I cried and laughed when I read this book. My father was a migrant farm worker who didn't learn English until he was 13 years old.My father spoke of his memories with love and shame. I loved to hear the stories and be with my father. Because of the discrimination he faced and my own experiences, I had my own identity crisis growing up being Mexican. Through my own experiences and solid determination, I have learned to accept myself, love myself and be proud to be who I am. Elva Trevino has captured something that can't be explained. I thirst to learn more and to embrace my life and my father's life. Although I don't have the relationship with my father I have always longed for, I, like Elva, realize my father loves me in his own way. I'm sending him this book with love and hope. The door is always open.

educator review

I fell in love with this book for a number of reasons. First, I was reading from an educators perspective and felt there was much to learn and teach from Elva's experience. Secondly, I was reading about myself and my family. The migrant streams of the mid-century seperated many families and not until recently have they begun to reconnect. I met Elva 35-40 years ago as a little boy on one of two trips my father ever took back to Texas. My father Roberto Sada Trevino (authors first cousin) followed the migrant stream to Northern Colorado and like many before and after him never returned to their roots. Not until recently have some of these families begun to seek each other out. The book offers a pathway for discovery. Along with reading about her joys and struggles, I recall the stories my father told us about his experience. In our traditional cultural upbringing a first cousin of ones' parents is considered an Aunt or Uncle, lately that has shifted to be recognized as second cousin, but anyway you look at it, My Tia/Prima has opened up her Heart for the rest of the world to examine. For me the Trevino clan just got a little bit bigger. Can't wait for the next material.

Absorbing memoir

Reading Elva Trevino Hart's memoir of her childhood in a Mexican-American migrant family was a fascinating experience. I know very little about Mexican culture and next to nothing about migrant workers, but Ms. Hart described the events of her life with such vivid detail that I felt as though I were right there with her family. I look forward to reading more from this wonderful author.

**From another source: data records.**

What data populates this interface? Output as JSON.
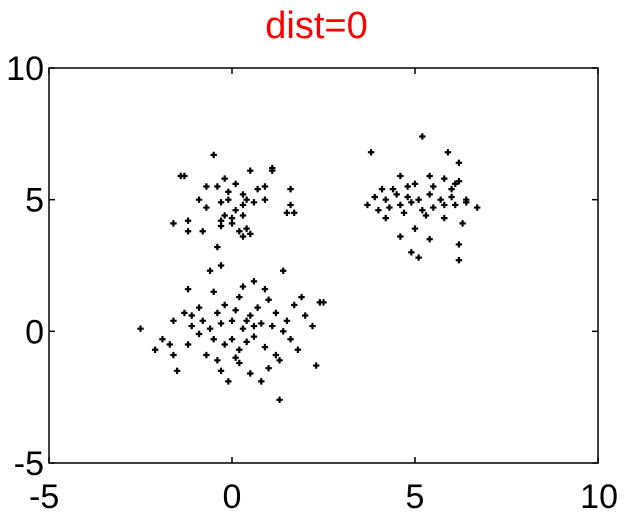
{
  "chart_data": {
    "type": "scatter",
    "title": "dist=0",
    "title_color": "#ff0000",
    "marker_color": "#000000",
    "marker": "plus",
    "xlabel": "",
    "ylabel": "",
    "xlim": [
      -5,
      10
    ],
    "ylim": [
      -5,
      10
    ],
    "xticks": [
      -5,
      0,
      5,
      10
    ],
    "yticks": [
      -5,
      0,
      5,
      10
    ],
    "grid": false,
    "series": [
      {
        "points": [
          [
            -0.5,
            6.7
          ],
          [
            -1.3,
            5.9
          ],
          [
            -1.4,
            5.9
          ],
          [
            -0.7,
            5.5
          ],
          [
            -0.4,
            5.5
          ],
          [
            0.1,
            5.6
          ],
          [
            0.5,
            6.1
          ],
          [
            1.1,
            6.1
          ],
          [
            1.1,
            6.2
          ],
          [
            -0.1,
            5.3
          ],
          [
            0.3,
            5.2
          ],
          [
            0.7,
            5.4
          ],
          [
            0.9,
            5.5
          ],
          [
            1.6,
            5.4
          ],
          [
            -0.9,
            5.0
          ],
          [
            -0.3,
            4.9
          ],
          [
            -0.7,
            4.7
          ],
          [
            0.3,
            4.8
          ],
          [
            0.6,
            4.9
          ],
          [
            1.6,
            4.8
          ],
          [
            -0.2,
            4.4
          ],
          [
            0.1,
            4.6
          ],
          [
            0.3,
            4.4
          ],
          [
            -1.6,
            4.1
          ],
          [
            -1.2,
            4.2
          ],
          [
            -0.3,
            4.2
          ],
          [
            0.0,
            4.3
          ],
          [
            1.5,
            4.5
          ],
          [
            1.7,
            4.5
          ],
          [
            -0.3,
            4.0
          ],
          [
            0.0,
            4.1
          ],
          [
            -1.2,
            3.8
          ],
          [
            -0.8,
            3.8
          ],
          [
            0.2,
            3.8
          ],
          [
            0.4,
            3.9
          ],
          [
            0.5,
            3.7
          ],
          [
            0.3,
            3.6
          ],
          [
            -0.4,
            3.2
          ],
          [
            -0.1,
            5.0
          ],
          [
            0.9,
            5.0
          ],
          [
            -0.2,
            5.8
          ],
          [
            0.4,
            5.0
          ],
          [
            -2.5,
            0.1
          ],
          [
            -2.1,
            -0.7
          ],
          [
            -1.7,
            -0.5
          ],
          [
            -1.5,
            -1.5
          ],
          [
            -1.6,
            0.4
          ],
          [
            -1.3,
            0.7
          ],
          [
            -1.1,
            0.2
          ],
          [
            -1.6,
            -0.9
          ],
          [
            -1.2,
            -0.5
          ],
          [
            -1.1,
            0.6
          ],
          [
            -0.9,
            0.9
          ],
          [
            -0.8,
            0.4
          ],
          [
            -0.9,
            -0.1
          ],
          [
            -0.5,
            -0.3
          ],
          [
            -0.3,
            0.3
          ],
          [
            -0.4,
            0.7
          ],
          [
            -0.2,
            1.0
          ],
          [
            -0.2,
            -0.5
          ],
          [
            0.0,
            -0.3
          ],
          [
            0.0,
            0.4
          ],
          [
            0.1,
            0.8
          ],
          [
            0.2,
            1.3
          ],
          [
            0.2,
            -0.7
          ],
          [
            0.3,
            0.1
          ],
          [
            0.4,
            0.4
          ],
          [
            0.5,
            0.6
          ],
          [
            0.6,
            0.2
          ],
          [
            0.6,
            -0.2
          ],
          [
            0.7,
            0.9
          ],
          [
            0.8,
            0.3
          ],
          [
            0.9,
            -0.6
          ],
          [
            1.0,
            1.2
          ],
          [
            1.1,
            0.2
          ],
          [
            1.2,
            -0.9
          ],
          [
            1.3,
            -1.1
          ],
          [
            1.4,
            0.0
          ],
          [
            1.5,
            0.4
          ],
          [
            1.6,
            -0.3
          ],
          [
            1.7,
            1.0
          ],
          [
            1.8,
            -0.7
          ],
          [
            1.9,
            1.3
          ],
          [
            2.0,
            0.6
          ],
          [
            2.2,
            0.2
          ],
          [
            2.4,
            1.1
          ],
          [
            2.5,
            1.1
          ],
          [
            -0.3,
            -1.5
          ],
          [
            -0.1,
            -1.9
          ],
          [
            0.2,
            -1.2
          ],
          [
            0.5,
            -1.6
          ],
          [
            0.8,
            -1.9
          ],
          [
            1.0,
            -1.4
          ],
          [
            1.3,
            -2.6
          ],
          [
            2.3,
            -1.3
          ],
          [
            -0.6,
            2.3
          ],
          [
            -0.3,
            2.5
          ],
          [
            0.6,
            1.9
          ],
          [
            1.4,
            2.3
          ],
          [
            -1.2,
            1.6
          ],
          [
            -0.5,
            1.5
          ],
          [
            0.3,
            1.7
          ],
          [
            0.9,
            1.6
          ],
          [
            -0.7,
            -0.9
          ],
          [
            0.1,
            -1.0
          ],
          [
            -1.9,
            -0.3
          ],
          [
            -0.6,
            0.1
          ],
          [
            0.4,
            -0.4
          ],
          [
            1.2,
            0.7
          ],
          [
            -0.4,
            -1.1
          ],
          [
            3.8,
            6.8
          ],
          [
            5.2,
            7.4
          ],
          [
            5.9,
            6.8
          ],
          [
            6.2,
            6.4
          ],
          [
            4.6,
            5.9
          ],
          [
            5.4,
            5.9
          ],
          [
            5.8,
            5.8
          ],
          [
            6.2,
            5.7
          ],
          [
            4.1,
            5.4
          ],
          [
            4.4,
            5.4
          ],
          [
            4.8,
            5.5
          ],
          [
            5.0,
            5.6
          ],
          [
            5.5,
            5.5
          ],
          [
            6.0,
            5.4
          ],
          [
            6.1,
            5.6
          ],
          [
            3.9,
            5.1
          ],
          [
            4.2,
            5.0
          ],
          [
            4.5,
            5.2
          ],
          [
            4.8,
            5.1
          ],
          [
            5.1,
            5.0
          ],
          [
            5.4,
            5.2
          ],
          [
            5.7,
            5.0
          ],
          [
            6.0,
            5.1
          ],
          [
            6.4,
            5.0
          ],
          [
            3.7,
            4.8
          ],
          [
            4.0,
            4.6
          ],
          [
            4.3,
            4.7
          ],
          [
            4.6,
            4.8
          ],
          [
            4.9,
            4.9
          ],
          [
            5.2,
            4.6
          ],
          [
            5.5,
            4.7
          ],
          [
            5.8,
            4.8
          ],
          [
            6.1,
            4.8
          ],
          [
            6.4,
            4.9
          ],
          [
            6.7,
            4.7
          ],
          [
            4.2,
            4.3
          ],
          [
            4.7,
            4.5
          ],
          [
            5.3,
            4.4
          ],
          [
            5.8,
            4.3
          ],
          [
            6.3,
            4.1
          ],
          [
            4.6,
            3.6
          ],
          [
            5.0,
            3.9
          ],
          [
            5.4,
            3.5
          ],
          [
            6.2,
            3.3
          ],
          [
            4.9,
            3.0
          ],
          [
            5.1,
            2.8
          ],
          [
            6.2,
            2.7
          ]
        ]
      }
    ]
  }
}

It's about a magic childhood.

It's a great success story, from the hardships and hard, hard work of a migrant family to IBM honcho. But the greatest success is in turning back to her childhood and telling us of it with such honesty and love. And there is a particular quality in the telling that I think is hers alone and will be in anything else she writes: besides the love and warmth, what I can only describe as a magic aura, a special world in which the hurry and grasping of everyday life does not enter, where even the hardships turn beautiful because they are accepted so fully. On the last page of the book she addresses her father and mother and five brothers and sisters, "Sharing your lives has been a sacred privilege. I thank God that my life has been exactly as it was and that I shared it with you."